By Catherine Fitzgerald
Originally Published in Be Still Magazine, Issue 13
I went over my usual list of expectations as we sat down at the picnic tables under the park shelter. Play nicely. Stay where I can see you. Don’t leave this area. Expecting everyone to scatter in different directions immediately, I turned toward the moms I was with as my littlest suddenly chimed in, “And look for the kids with their heads down, right mommy? Because that means they need a fwend to play wif.”
“That’s right, sweet girl,” I sputtered out as I tried to hold back the tears that seemed to flow straight from my mama heart. Motherhood can seem like a never-ending, monotonous toiling of sowing seeds into little souls. The days as they say, can feel so long and the nights can be filled with discouragement of all the should’ves and could’ves. I began to wonder why this exchange had created such a stir in me, and I realized it was because those words showed that my three-year-old, the “threenager” as we affectionately call her, understood that seeking out the lonely is just as important as staying within the bounds mom set. This was coming from the child, who for that season, was the one I was struggling with the most, wondering daily if anything I said or did in training her even mattered. This child had grasped one of our family’s highest held values, pay close attention to those around you and meet their needs. And for a mama who wearily laid her head down each night, questioning if I was doing anything right to train and disciple her, it was a reminder of what I already knew—He is the one who grows the seeds I faithfully sow.
So often, we think if we can just control the external behaviors of these little lives entrusted into our care, we can finally rest well each night.
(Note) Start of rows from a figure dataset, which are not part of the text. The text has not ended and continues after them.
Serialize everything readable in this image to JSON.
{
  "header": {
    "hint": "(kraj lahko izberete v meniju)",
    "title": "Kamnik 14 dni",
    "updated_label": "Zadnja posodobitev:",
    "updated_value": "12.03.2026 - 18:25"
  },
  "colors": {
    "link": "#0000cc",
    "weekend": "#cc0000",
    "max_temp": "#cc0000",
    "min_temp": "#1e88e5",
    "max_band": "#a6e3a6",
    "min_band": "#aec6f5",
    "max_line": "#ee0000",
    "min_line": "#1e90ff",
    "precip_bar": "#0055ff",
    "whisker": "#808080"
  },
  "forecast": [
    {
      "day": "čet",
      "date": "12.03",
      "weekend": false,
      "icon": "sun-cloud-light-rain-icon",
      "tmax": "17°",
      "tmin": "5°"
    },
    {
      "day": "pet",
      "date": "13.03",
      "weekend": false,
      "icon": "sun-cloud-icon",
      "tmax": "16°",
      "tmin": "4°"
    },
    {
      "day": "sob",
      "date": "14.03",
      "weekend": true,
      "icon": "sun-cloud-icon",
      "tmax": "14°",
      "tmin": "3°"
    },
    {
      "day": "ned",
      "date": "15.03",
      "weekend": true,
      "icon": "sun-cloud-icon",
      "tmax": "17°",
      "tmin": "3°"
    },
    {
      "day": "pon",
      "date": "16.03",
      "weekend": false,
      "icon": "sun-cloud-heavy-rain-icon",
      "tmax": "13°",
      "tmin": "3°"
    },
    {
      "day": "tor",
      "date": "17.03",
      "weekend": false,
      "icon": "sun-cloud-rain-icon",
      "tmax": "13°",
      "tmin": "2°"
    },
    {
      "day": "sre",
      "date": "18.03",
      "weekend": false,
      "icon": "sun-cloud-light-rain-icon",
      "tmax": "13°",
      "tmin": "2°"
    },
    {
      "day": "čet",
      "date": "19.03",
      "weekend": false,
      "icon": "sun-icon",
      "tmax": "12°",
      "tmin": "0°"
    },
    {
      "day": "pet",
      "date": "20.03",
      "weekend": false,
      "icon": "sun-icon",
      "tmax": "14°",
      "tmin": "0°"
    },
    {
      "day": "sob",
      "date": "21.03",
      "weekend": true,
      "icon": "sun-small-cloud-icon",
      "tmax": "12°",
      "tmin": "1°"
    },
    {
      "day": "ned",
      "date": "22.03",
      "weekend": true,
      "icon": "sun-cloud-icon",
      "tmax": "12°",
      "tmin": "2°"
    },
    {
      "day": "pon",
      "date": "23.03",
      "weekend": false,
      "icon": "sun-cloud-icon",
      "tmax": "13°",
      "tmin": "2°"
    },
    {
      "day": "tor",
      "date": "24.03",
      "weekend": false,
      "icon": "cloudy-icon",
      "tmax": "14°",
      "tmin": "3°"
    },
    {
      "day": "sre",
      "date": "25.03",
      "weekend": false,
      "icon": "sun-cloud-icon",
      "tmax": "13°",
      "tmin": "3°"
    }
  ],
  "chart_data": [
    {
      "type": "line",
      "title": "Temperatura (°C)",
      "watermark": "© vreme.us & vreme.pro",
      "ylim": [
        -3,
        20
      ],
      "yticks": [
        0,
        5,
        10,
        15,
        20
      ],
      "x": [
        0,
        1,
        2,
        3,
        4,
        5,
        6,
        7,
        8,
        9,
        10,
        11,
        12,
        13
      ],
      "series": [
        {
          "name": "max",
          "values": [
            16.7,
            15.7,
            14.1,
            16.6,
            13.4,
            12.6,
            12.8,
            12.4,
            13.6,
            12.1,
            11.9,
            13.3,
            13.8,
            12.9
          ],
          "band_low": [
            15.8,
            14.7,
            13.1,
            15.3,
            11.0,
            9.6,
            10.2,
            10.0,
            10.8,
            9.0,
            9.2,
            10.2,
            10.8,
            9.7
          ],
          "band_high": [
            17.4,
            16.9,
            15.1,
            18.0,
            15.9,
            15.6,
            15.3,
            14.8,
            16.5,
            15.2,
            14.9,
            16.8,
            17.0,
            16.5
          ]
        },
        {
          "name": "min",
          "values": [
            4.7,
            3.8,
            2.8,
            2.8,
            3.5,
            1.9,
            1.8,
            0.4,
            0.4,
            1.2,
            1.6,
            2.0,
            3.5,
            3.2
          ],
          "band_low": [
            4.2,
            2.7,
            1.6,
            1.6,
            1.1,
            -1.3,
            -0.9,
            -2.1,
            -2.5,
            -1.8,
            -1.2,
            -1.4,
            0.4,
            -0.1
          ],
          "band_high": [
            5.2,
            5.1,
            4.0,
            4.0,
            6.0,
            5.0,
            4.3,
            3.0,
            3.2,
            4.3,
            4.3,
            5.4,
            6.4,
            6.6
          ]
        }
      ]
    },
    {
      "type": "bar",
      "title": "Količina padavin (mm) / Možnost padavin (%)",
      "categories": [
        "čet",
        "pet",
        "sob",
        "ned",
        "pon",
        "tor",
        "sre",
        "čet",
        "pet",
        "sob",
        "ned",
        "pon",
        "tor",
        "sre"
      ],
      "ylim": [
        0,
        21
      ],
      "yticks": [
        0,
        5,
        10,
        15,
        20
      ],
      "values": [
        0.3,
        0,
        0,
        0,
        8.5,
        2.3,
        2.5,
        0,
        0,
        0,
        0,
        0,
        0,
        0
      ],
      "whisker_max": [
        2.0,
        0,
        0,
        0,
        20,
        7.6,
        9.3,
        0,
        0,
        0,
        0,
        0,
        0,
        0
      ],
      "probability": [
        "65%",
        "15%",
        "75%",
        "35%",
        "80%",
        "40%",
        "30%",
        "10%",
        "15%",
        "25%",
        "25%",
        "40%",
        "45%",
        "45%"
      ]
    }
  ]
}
But it doesn’t take one long to realize that if you fetter your hope to your child’s performance, you might never sleep. The reality is that our children are willful and sin-filled, just as we are. And to hold our breath for them to finally “act right” will keep us breathless and exhausted. Instead, we are to grab a till and painstakingly thrust it into the hard terrain of our children’s heart, slowly breaking through the crusted earth below. Over and over again, we speak seeds of the gospel. Love one another. Be kind. Forgive. Confess. Repent. Now, do it once more. Again. And again. Many days it can feel like we haven’t even broken ground as disobedience abounds, sibling squabbles ensue, and hearts run cold.
The Apostle Paul exhorted the church at Galatia to, “not become weary in doing good, for at the proper time we will reap a harvest if we do not give up” (Galatians 6:9 NIV). The word “weary” means, “to be utterly spiritless, to be wearied out, exhausted.”1 How many times in a given day, sometimes within a given hour, do I find myself completely depleted and worn out when it comes to the good work of tilling the soil of my children’s hearts for the seeds God desires to plant within them? How many times do I give up, take the path of least resistance, choose to yell instead of teach? How many ways do I lay down the tools God has set before me for the task at hand and sit idly by in a heap of disappointment while still expecting growth to come from underneath?
To see the harvest in our children’s lives requires a consistency that most of us in our instant gratification generation aren’t willing to entertain. It is in the everyday, unseen, daily moments in which we model and discuss all that which we desire to one day see God grow in our kids. The thing I realized that day was that my little one expressed one of our family’s dearly held expectations not because I had finally figured out the formula for modifying her wanton behavior or had gotten her to memorize a list of rules, but because day in and day out, I had planted tiny seeds of how Jesus calls us to treat others. It had been scattered in a thousand different ways—conversations in the car as we ran to and from activities, through serving local refugees and the homeless in our community, overheard discussions during homeschool history about how humanity has long mistreated one another, or asking her to look people in the eyes. It was never one single act or discussion, but all these little things adding up over time to that one moment at a park. It was teaching her to pay attention to others, something I myself was learning right alongside her.
Jesus said His kingdom was made from the tiniest of seeds. Little deposits that when they bloomed would burst forth, teeming with life. He said faith was the same. Humble beginnings that once grown could shift mountains. Like the kingdom and faith, motherhood is a lesson in learning the power of the seemingly insignificant.
Our kids are quick to pick up our expectations and boundaries as we lay them before them. We may think they aren’t hearing a word we say, but as the old adage goes, so much more is caught than taught. For the weary mama who feels like she can’t pick up the plow one more day and sow the seeds of goodness into her children’s hearts, know that the Gardener sees all the little ways you do and He will produce a harvest if you don’t give up. Just don’t give up, mama.